Cervical extension traction set-up
RESULTS
On February 4, 2016, the patient was re-examined after 40 treatment sessions (17 weeks later) and reported complete alleviation of upper arm weakness and neck pain. The patient scored a 0% on the NBQ, and had a cervical lordosis of −30.6° and a reduced forward head posture to −5.6 mm (Fig. 1). A one-year follow-up exam with minimal treatment (i.e. up to 2x/month) showed the maintenance of cervical lordosis (lordosis: −19.5°; FHP: 0.5mm), no radiculopathy and a NBQ score of 10%.
DISCUSSION
This report documents the successful outcome in a 31-year-old patient suffering from cervical radiculopathy by reducing extreme forward head posture and re-establishing the cervical lordosis.
The structural correction of cervical lordosis is an emerging evidence-based practice. Contemporary cervical spine surgical approaches attempt to preserve and/or re-establish the cervical lordosis to avoid neurologic symptoms as well as adjacent segmental disc disease. The same goals should hold true for the non-surgical re-modeling of the cervical lordosis.

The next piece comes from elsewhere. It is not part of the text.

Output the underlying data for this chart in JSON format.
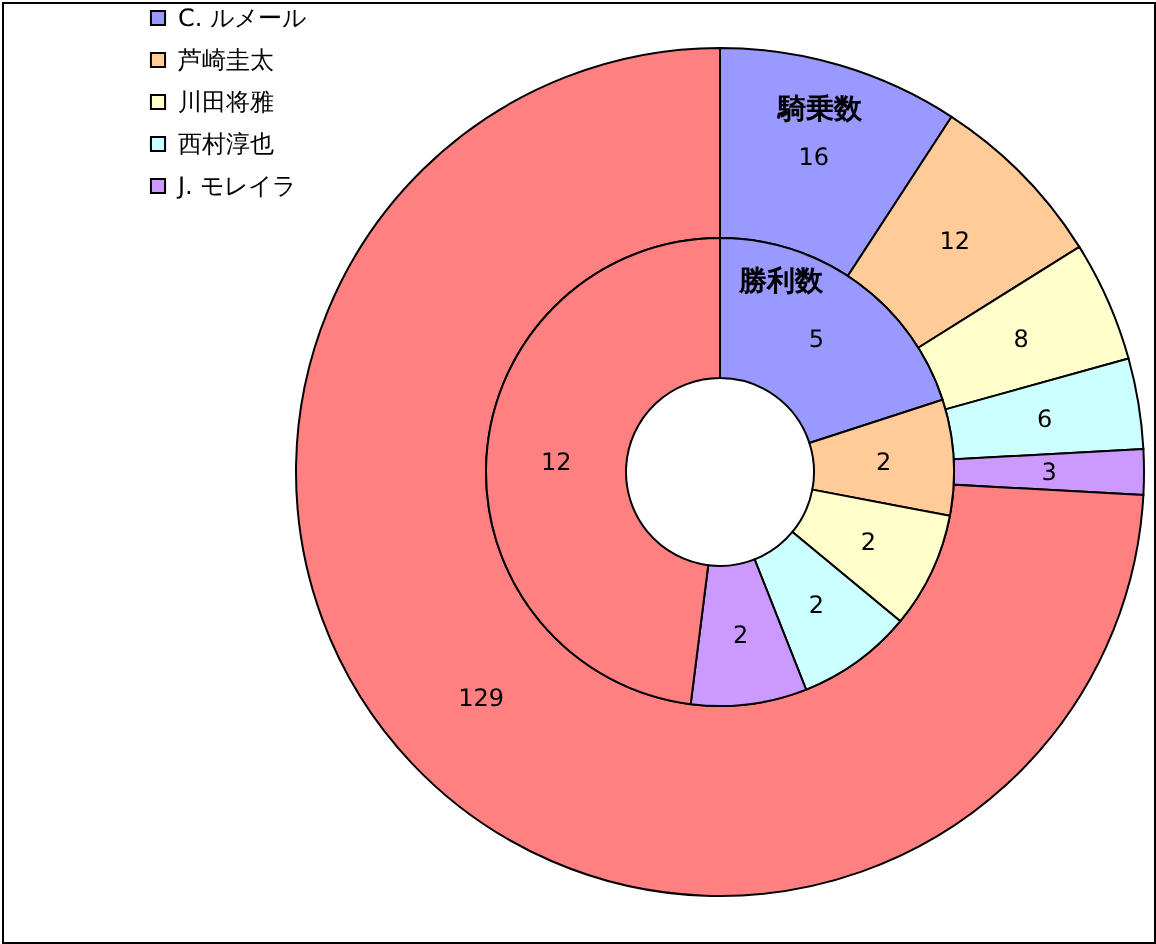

Advances in non-surgical, manual techniques involving cervical extension traction have demonstrated consistency in the structural re-modeling of the cervical lordosis in symptomatic patients8,9,10,11). Specifically, in cervical radiculopathy patients, Moustafa et al.11) were able to demonstrate that patients under a multimodal physiotherapy program were only able to have lasting (1 year) symptomatic improvements if the cervical lordosis was corrected.

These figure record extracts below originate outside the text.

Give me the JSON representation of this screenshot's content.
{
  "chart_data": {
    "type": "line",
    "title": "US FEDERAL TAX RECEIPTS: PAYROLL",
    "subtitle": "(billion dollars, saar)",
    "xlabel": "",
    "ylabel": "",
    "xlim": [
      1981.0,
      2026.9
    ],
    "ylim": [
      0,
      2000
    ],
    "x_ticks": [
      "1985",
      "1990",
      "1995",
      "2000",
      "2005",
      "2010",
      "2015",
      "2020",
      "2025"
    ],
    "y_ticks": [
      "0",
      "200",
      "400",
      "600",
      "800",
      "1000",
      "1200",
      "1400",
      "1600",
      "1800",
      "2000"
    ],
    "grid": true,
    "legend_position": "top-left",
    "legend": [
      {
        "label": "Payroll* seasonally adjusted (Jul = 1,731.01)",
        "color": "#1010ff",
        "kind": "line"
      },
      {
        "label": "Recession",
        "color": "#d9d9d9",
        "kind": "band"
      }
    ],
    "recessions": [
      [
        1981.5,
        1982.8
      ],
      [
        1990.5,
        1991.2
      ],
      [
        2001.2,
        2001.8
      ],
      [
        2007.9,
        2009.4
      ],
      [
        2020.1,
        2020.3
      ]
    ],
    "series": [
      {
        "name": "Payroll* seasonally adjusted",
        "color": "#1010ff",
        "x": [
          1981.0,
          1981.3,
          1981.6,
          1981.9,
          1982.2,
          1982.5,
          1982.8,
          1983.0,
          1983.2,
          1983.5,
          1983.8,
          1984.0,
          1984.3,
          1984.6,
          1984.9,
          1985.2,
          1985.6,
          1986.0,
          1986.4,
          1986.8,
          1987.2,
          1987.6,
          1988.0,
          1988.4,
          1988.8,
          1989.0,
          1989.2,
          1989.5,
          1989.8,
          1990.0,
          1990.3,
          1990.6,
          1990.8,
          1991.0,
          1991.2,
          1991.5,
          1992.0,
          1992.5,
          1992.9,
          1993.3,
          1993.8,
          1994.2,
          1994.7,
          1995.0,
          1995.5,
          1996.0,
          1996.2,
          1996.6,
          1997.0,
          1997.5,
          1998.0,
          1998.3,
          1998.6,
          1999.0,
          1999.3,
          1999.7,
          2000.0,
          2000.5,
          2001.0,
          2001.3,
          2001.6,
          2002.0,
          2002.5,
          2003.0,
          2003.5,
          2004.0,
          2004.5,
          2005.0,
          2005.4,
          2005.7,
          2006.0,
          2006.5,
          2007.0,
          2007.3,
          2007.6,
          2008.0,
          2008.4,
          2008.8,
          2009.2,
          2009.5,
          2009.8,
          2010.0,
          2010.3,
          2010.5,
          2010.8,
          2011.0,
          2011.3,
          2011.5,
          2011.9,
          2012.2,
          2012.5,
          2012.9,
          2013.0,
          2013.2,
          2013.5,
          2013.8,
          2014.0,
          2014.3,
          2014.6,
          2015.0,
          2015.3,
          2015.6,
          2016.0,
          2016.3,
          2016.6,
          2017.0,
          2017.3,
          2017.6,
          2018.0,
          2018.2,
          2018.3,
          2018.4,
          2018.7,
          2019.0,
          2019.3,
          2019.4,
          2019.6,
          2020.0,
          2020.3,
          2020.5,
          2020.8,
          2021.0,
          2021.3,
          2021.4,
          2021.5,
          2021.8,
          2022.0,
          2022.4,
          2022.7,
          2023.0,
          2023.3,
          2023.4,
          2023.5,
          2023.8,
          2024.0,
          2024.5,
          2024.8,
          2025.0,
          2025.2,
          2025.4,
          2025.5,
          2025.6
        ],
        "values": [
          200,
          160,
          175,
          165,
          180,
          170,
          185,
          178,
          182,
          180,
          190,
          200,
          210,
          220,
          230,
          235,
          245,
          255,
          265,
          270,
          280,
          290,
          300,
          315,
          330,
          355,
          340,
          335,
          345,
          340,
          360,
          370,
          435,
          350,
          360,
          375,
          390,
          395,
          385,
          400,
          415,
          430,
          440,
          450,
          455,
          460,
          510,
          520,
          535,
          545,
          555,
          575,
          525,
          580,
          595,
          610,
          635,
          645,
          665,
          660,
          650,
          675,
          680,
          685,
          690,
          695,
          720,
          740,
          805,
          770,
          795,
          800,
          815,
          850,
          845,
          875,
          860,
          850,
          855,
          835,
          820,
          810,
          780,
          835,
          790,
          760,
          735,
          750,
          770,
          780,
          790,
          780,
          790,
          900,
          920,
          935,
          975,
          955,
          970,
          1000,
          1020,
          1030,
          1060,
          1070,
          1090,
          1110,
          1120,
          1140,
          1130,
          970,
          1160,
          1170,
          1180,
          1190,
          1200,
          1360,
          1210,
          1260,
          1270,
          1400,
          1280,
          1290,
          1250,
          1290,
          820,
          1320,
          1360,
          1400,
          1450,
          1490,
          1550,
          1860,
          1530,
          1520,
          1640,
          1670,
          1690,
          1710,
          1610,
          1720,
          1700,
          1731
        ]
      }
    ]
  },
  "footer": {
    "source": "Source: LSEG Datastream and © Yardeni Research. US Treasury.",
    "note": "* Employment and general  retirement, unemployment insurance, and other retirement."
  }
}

Re-establishing the cervical lordosis and reducing forward head posture is presumed to relieve cervical radiculopathy by decreasing the spinal canal length and thereby reducing the tension in the pons-cord neurological tissue tract21). Relaxation of the neural elements with a simultaneous improvement in neurological function was long ago demonstrated by the ‘cervicolordodesis’ surgical procedure invented by Alf Breig in the 1970s, for many neurological illnesses22).

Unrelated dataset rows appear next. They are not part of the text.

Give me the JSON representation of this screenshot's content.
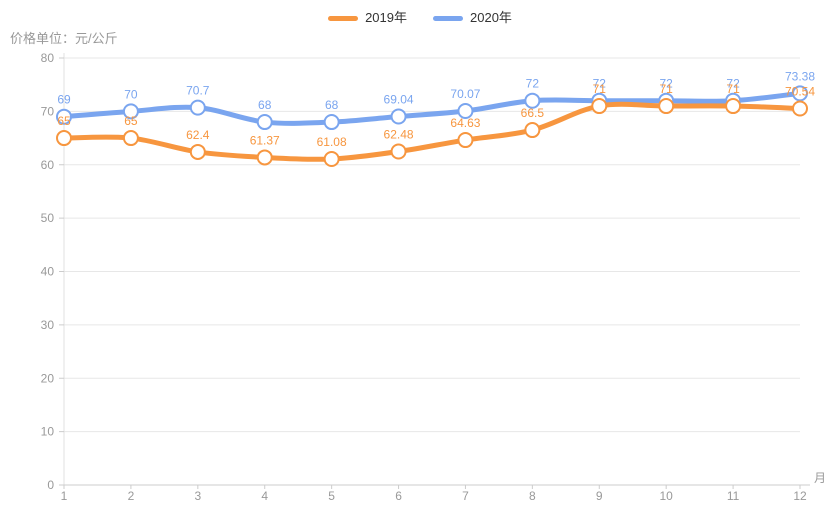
{
  "legend": {
    "items": [
      {
        "label": "2019年",
        "color": "#F7963F"
      },
      {
        "label": "2020年",
        "color": "#7AA5EF"
      }
    ]
  },
  "chart_data": {
    "type": "line",
    "title": "",
    "ylabel": "价格单位：元/公斤",
    "xlabel": "月",
    "x": [
      1,
      2,
      3,
      4,
      5,
      6,
      7,
      8,
      9,
      10,
      11,
      12
    ],
    "ylim": [
      0,
      80
    ],
    "yticks": [
      0,
      10,
      20,
      30,
      40,
      50,
      60,
      70,
      80
    ],
    "grid": true,
    "smooth": true,
    "point_labels": true,
    "legend_position": "top-center",
    "series": [
      {
        "name": "2019年",
        "color": "#F7963F",
        "values": [
          65,
          65,
          62.4,
          61.37,
          61.08,
          62.48,
          64.63,
          66.5,
          71,
          71,
          71,
          70.54
        ]
      },
      {
        "name": "2020年",
        "color": "#7AA5EF",
        "values": [
          69,
          70,
          70.7,
          68,
          68,
          69.04,
          70.07,
          72,
          72,
          72,
          72,
          73.38
        ]
      }
    ]
  },
  "colors": {
    "background": "#ffffff",
    "gridline": "#E7E7E7",
    "x_axis_line": "#CCCCCC",
    "y_axis_line": "#E0E0E0",
    "tick_text": "#999999",
    "legend_text": "#333333",
    "marker_fill": "#ffffff"
  }
}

Since contemporary, non-surgical methods have evolved to show consistent improvement in cervical lordosis in patients with cervical symptoms including radiculopathy, these should be practiced before resorting to surgical approaches which have potential risks including reoperation23). Limitations to this study is that it is just a single case; we believe the results from this case warrant further study to the non-surgical approach to cervical radiculopathy.